Wat veroorzaakt wintertenen en -handen?
Bij koud weer vernauwen de bloedvaten en vermindert de bloeddoorstroming. Als je niet snel op de temperatuursverschillen kan reageren, hoopt het bloed op in uitstekende lichaamsdelen, zoals je vingers en tenen. Dat is een normale reactie van het lichaam om je – en je vitale organen – warm te houden. Bij wintertenen en -handen (in de medische wereld ook wel ‘perniones’ genoemd) krijg je jeukende, pijnlijke, tintelende tenen of vingers die soms ook koubulten vertonen. Dat zijn roodpaarse bultjes of blaasjes die pijn doen of branderig aanvoelen en waarop kloven kunnen ontstaan. Je vingers of tenen kunnen helemaal wit kleuren en nadien blauw-rood worden als je ze opwarmt.
Hoe voorkom je ze?
Het ligt voor de hand, maar wees het koude-effect voor: kleed je warm aan en draag goedpassende, ademende handschoenen en sokken van hoge kwaliteit. Neem eens een kijkje bij je outdoorsportwinkel en vraag om advies. Daarnaast moet je ervoor zorgen dat je hele lichaam (niet enkel je voeten en handen) het warm heeft, dus draag laagjes en thermische kleding. Vermijd daarnaast te nauwe schoenen en kleding, waarmee je de bloeddoorstroming verhindert.
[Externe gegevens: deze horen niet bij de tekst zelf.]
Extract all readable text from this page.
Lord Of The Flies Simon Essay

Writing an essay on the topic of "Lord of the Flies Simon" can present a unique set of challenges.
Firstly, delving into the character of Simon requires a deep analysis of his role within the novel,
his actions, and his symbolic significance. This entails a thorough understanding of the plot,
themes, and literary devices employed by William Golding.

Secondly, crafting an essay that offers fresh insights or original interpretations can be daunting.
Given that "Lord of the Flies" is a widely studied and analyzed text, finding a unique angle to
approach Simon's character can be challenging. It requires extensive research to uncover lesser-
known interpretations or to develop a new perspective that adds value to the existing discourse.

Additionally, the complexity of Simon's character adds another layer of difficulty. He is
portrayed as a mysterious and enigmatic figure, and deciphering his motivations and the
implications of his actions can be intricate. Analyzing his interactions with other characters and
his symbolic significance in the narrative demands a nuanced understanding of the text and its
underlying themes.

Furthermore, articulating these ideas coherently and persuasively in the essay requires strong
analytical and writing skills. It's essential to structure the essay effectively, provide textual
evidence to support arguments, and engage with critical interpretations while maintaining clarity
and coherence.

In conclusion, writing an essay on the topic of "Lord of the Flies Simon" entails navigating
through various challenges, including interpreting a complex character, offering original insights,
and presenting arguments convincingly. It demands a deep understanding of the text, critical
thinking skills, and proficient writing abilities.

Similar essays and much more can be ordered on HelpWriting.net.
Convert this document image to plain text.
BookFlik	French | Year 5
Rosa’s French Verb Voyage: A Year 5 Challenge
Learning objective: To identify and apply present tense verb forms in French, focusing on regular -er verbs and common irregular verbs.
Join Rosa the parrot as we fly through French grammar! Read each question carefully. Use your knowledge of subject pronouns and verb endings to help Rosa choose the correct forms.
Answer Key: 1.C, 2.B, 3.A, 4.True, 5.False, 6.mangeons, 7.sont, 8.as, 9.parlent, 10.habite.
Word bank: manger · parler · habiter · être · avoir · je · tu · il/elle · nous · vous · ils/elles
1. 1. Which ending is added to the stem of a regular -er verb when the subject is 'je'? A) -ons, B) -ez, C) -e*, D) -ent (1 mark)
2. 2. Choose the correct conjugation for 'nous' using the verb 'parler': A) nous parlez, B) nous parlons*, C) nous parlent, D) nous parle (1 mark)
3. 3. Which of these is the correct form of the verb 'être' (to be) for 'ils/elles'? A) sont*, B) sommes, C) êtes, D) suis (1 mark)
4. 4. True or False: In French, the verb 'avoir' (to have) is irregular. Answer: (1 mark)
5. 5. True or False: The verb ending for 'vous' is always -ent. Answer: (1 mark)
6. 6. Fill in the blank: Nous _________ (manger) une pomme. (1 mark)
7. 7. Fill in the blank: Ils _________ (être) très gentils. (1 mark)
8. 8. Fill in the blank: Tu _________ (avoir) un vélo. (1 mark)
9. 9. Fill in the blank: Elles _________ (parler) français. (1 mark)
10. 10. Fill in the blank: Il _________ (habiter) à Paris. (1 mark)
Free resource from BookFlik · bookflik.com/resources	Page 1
Krijg je zodra je deur uitstapt al meteen koude handen en heb je gedurende je verdere loopsessie pijn? Neem dan een handwarmer mee die je nadien kan wegsteken of investeer in elektrische handschoenen.
Hoe behandel je ze?
Gezien er nog geen wondermiddel bestaat voor winterhanden en -tenen, is het vooral belangrijk om de doorbloeding weer op gang te brengen. Voldoende bewegen is daarom redmiddel nummer één. Vaak worden ook wisselbaden aangeraden, waarbij je warm water (2 à 3 minuten) met koud water (2 à 3 seconden) afwisselt om zo de doorbloeding te bevorderen. Vermijd echter direct contact met heet water, want dat verergert de klachten.
Ervaar je veel last en lijkt er niets te helpen? Contacteer dan je huisarts. Die kan bij ernstige klachten cortisonezalf of medicatie voorschrijven.